Hmmm... I think I was wrong about the LFE content. I looked on my PC and could not find the paper I was thinking about, and wasted a while on the Dolby site looking for a section with technology white papers. It's probably there, somewhere, but I don't know where,,, I also read the S&V article you linked, thank you.
What I found in my search was the diagram for one of my AVR's bass management schemes (not the Pioneer, but I am not sure if it is for the Denon or Sony -- no name on the picture). I probably grabbed it when I was first researching bass management before getting my Pioneer and after learning of Pioneer's scheme. For that AVR, the LFE channel has a 110 Hz LPF (not 120 Hz, don't know why, but that is what the diagram says) before the usual 10 dB gain stage and then a summer for bass from the other channels. The bass from the other channels goes through a second LPF before the summer o the sub, and that is variable as set by the crossover frequency. I found one other diagram for another AVR with essentially the same scheme. In other words, bass from the other channels is rolled off by the user-controllable LPF before being applied to the sub, but the LFE channel goes straight through to the sub. The diagram I have that I think
is for my Pioneer shows LPF's for each channel, including LFE, and all the LPF outputs are summed to go to the sub. All the LPF's are in one box and all controlled by the same crossover setting. So, in this case any LFE content over the crossover is lost.

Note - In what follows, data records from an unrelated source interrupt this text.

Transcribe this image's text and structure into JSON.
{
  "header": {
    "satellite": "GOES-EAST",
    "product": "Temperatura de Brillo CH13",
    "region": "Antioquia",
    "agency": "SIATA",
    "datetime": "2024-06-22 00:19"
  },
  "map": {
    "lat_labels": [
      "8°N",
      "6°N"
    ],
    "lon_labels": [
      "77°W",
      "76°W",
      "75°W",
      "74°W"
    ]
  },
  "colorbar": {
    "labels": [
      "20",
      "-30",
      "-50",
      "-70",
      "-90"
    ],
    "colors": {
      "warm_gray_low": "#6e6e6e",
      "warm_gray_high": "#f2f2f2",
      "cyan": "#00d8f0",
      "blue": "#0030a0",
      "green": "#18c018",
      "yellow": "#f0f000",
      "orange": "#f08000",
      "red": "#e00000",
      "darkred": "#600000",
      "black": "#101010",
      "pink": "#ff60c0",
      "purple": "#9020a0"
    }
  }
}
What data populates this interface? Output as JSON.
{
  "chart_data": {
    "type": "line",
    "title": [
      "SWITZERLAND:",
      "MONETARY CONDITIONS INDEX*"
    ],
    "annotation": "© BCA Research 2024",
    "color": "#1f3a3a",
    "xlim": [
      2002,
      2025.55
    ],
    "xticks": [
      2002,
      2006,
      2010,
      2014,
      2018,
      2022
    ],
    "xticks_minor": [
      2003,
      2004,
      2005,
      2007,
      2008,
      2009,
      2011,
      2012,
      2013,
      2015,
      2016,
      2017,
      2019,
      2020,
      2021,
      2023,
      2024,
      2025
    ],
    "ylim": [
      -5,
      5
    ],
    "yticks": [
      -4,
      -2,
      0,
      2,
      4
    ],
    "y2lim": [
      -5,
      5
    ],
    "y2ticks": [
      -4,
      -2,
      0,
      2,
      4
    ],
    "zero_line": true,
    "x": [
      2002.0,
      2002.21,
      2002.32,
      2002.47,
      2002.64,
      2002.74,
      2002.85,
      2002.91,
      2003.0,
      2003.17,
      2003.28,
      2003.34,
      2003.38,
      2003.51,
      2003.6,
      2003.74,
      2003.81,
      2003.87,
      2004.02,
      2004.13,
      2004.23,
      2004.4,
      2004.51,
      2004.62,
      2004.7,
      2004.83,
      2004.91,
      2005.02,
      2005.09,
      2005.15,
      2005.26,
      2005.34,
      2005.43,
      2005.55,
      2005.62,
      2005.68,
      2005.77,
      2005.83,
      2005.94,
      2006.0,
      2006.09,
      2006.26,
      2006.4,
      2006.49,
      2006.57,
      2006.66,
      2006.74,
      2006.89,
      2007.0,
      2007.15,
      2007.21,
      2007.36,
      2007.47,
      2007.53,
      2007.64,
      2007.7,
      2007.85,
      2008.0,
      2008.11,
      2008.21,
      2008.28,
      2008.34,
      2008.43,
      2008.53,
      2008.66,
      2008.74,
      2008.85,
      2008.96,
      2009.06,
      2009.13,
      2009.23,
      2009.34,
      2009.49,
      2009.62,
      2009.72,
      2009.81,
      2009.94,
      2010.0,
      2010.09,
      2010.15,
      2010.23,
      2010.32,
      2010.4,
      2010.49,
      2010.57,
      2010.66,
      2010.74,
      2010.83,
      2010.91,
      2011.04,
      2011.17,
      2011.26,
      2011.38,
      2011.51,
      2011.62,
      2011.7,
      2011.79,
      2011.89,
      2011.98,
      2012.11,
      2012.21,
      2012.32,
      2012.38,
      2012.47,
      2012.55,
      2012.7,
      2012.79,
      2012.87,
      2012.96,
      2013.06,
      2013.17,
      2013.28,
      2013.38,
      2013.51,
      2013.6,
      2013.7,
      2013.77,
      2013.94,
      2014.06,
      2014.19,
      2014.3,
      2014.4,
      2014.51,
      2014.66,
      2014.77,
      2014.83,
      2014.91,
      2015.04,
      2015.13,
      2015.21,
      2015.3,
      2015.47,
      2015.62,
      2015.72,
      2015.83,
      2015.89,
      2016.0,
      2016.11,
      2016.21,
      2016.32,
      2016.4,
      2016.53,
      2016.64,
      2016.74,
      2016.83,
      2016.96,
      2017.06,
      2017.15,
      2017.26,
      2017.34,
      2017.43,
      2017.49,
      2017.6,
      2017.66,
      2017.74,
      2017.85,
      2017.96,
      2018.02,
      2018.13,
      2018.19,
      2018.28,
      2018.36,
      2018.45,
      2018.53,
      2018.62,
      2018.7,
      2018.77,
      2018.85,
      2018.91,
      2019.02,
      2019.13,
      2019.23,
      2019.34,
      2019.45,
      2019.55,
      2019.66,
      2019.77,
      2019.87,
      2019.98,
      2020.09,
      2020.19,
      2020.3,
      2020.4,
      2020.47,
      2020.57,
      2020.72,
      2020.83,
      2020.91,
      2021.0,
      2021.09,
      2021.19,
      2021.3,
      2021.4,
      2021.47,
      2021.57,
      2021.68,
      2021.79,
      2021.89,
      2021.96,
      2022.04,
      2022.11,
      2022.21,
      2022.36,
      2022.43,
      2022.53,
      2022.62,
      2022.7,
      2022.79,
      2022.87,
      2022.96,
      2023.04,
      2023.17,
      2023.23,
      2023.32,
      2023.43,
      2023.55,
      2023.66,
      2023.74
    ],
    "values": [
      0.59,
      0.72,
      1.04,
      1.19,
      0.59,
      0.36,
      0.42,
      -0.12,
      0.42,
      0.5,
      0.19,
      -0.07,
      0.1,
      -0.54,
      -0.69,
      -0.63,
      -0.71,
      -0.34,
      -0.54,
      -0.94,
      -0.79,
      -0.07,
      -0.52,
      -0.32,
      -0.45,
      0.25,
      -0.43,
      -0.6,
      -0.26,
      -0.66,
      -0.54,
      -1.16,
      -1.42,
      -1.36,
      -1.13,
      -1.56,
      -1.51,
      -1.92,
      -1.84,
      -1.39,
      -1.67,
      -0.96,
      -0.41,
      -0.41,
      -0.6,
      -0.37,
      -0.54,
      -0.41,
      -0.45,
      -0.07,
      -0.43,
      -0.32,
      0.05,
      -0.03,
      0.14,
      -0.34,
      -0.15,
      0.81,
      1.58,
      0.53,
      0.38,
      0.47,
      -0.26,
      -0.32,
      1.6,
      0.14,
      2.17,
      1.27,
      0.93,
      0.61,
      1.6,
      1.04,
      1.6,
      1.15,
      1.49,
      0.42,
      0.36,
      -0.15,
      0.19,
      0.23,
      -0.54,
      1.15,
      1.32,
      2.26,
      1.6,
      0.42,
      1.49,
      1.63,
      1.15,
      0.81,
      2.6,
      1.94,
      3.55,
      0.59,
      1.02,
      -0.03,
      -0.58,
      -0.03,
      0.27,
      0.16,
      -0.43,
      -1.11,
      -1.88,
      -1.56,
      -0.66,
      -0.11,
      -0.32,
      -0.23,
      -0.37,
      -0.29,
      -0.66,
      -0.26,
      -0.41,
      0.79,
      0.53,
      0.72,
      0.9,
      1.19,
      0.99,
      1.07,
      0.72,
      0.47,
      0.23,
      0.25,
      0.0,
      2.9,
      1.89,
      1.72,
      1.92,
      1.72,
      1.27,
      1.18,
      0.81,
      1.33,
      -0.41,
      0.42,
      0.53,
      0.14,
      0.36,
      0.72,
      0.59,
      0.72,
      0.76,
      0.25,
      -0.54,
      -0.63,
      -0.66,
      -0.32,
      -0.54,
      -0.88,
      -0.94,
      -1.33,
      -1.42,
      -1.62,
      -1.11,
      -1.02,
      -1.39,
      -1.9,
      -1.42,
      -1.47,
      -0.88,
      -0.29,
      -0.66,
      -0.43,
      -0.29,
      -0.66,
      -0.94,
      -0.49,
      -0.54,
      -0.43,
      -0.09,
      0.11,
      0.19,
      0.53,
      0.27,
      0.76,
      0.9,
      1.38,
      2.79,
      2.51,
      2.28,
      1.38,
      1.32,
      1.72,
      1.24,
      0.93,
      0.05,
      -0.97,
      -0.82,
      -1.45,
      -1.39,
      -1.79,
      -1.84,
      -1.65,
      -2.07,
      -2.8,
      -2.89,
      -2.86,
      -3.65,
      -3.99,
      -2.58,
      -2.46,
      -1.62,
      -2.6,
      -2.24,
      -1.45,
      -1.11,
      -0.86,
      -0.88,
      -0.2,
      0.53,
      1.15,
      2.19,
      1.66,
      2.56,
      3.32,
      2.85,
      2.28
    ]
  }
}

So effectively I can't prove my claim so must redact with apologies. What I have evidence of is two of my AVRs (Sony and Denon as my Yamaha is older and I don't have any details for it) appear to send the LFE channel to the sub using its own LPF. Pioneer's LFE filter is ganged with all the other channels and controlled by the same, global, crossover setting. Here's the bullet list:
- In one case, the LFE has its own LPF (not user-controllable). All the other channels are summed, then go through a separate (single) LPF before being summed with the LFE signal going to the subwoofer. (Each channel also has its own LPF; seems a little wacky but that's what it shows.) The LFE signal is independent of the channel crossover so nothing is lost.
- In the second case again the LFE has its own LPF (not user-controllable). Each channel has its own LPF filter and the output of all the individual channel LPFs are summed with the LFE signal to drive the subwoofer. Again no LFE content is lost.
- Pioneer's scheme places a LPF in each channel, including the LFE, but all the LPF corners are set by a single (user-defined) crossover frequency. Thus any LFE above the global LPF setting is lost.
So in the first two schemes all LFE bandwidth is sent to the sub irrespective of the (user) crossover setting. In the Pioneer, any LFE signal over the (global, user) crossover is lost. Signal frequencies above the LFE crossover are not sent to the mains in any figure I have (except those without a sub, natch, in which case LFE is sent to the L/R speakers). So you are correct AFAIK that LFE is not sent to the mains (unless there is no sub).